Lettre ouverte par Karl Blackburn, président et chef de la direction du CPQ, publiée dans Le Journal de Montréal le 22 juillet 2022.
Tout le monde peut s’entendre sur une chose: il y a bel et bien une crise du logement au Québec. Qu’on se retrouve dans un tel déséquilibre entre l’offre de logements et la demande relève de plusieurs facteurs. L’immigration n’est pas à blâmer, c’est infiniment plus complexe que cela.
C’est tendancieux d’identifier l’immigration comme facteur aggravant le nombre insuffisant d’habitations au Québec. C’est voir un immigrant comme un inactif qui utilise notre système de santé, qui fréquente nos écoles et qui prend une place en garderie. Bref, qui n’apporte que des coûts pour notre société.
Présentement, la vaste majorité de ceux et celles qui franchissent les portes du Québec arrivent avec un permis de travail temporaire. Ces quelque 200 000 personnes sont déjà au travail et contribuent à produire les biens et les services dont nous avons besoin. Elles vivent déjà parmi nous et, donc, occupent un logement.
Ce sont des soudeurs, des travailleurs de la santé, des boulangers, des ingénieurs, des architectes. Pourquoi faut-il toujours les résumer à de simples (nouveaux) consommateurs de services? En rehaussant les seuils d’immigration permanente, nous permettrons à ces travailleurs temporaires de s’établir ici, pour de bon et avec leur famille, et de contribuer encore plus à notre société. Le Québec n’en sera que plus riche.

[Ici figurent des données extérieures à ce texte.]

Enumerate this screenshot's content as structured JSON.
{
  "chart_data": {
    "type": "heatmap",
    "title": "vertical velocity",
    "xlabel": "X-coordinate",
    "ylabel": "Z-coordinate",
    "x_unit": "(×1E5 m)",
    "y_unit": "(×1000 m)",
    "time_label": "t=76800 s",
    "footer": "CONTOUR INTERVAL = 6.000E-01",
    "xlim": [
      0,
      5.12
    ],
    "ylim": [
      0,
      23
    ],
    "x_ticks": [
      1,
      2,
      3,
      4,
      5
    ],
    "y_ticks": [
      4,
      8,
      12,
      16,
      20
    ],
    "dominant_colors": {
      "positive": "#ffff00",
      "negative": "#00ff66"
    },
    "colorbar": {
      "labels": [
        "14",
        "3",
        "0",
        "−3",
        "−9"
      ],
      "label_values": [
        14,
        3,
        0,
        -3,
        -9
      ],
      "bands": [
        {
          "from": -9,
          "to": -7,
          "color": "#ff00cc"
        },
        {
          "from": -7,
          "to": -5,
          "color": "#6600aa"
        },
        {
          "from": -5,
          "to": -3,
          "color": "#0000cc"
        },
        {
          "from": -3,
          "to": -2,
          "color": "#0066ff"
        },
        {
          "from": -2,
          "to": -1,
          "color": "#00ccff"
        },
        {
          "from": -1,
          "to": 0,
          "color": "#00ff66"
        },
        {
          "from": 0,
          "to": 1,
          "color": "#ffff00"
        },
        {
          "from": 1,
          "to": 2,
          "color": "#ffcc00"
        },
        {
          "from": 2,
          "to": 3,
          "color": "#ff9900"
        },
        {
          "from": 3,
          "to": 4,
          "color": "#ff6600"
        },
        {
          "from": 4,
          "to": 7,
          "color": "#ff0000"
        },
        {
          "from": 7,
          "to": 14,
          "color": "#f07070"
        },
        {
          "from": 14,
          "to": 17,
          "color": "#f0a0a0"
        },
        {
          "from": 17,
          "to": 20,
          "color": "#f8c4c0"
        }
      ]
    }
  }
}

Qu’on prenne le problème dans l’autre sens ne nous aide en rien.
Il faut construire
Le réel cœur du problème, c’est les obstacles qui se dressent devant la création de logements. La difficulté à financer la construction de logements sociaux et abordables, la timide densification et une réglementation trop lourde sont quelques chantiers sur lesquels travailler dans les prochaines années. Il faut construire, construire, construire. Beaucoup plus rapidement qu’avant. Logements abordables, intergénérations, maisons unifamiliales, multiplex: il faut de tout. Le déficit en habitation correspondrait à 100 000 logements, selon l’Association des professionnels de la construction et de l’habitation du Québec (APCHQ).
On peut faire mieux, à condition d’avoir suffisamment d’employés pour réaliser nos projets de logements. Le manque de main-d’œuvre est justement l’un des trois obstacles identifiés par l’APCHQ pour développer l’offre. Selon les perspectives de la Commission de la construction du Québec (CCQ), l’industrie aura des besoins annuels d’environ 13 500 personnes d’ici 2026.
Et quel bassin de main-d’œuvre important serait susceptible de combler ce trou béant? Vous devinez vite: les immigrants… La pénurie de main-d’œuvre a de lourdes conséquences sur notre économie et cette situation continuera de se dégrader si le statu quo demeure.
Nous devons faire de la place pour tout le monde, autant pour les Québécois établis ici depuis toujours que pour les Québécois de demain.
- En réaction à la lettre d’opinion de Charles Gaudreault publiée le 18 juillet.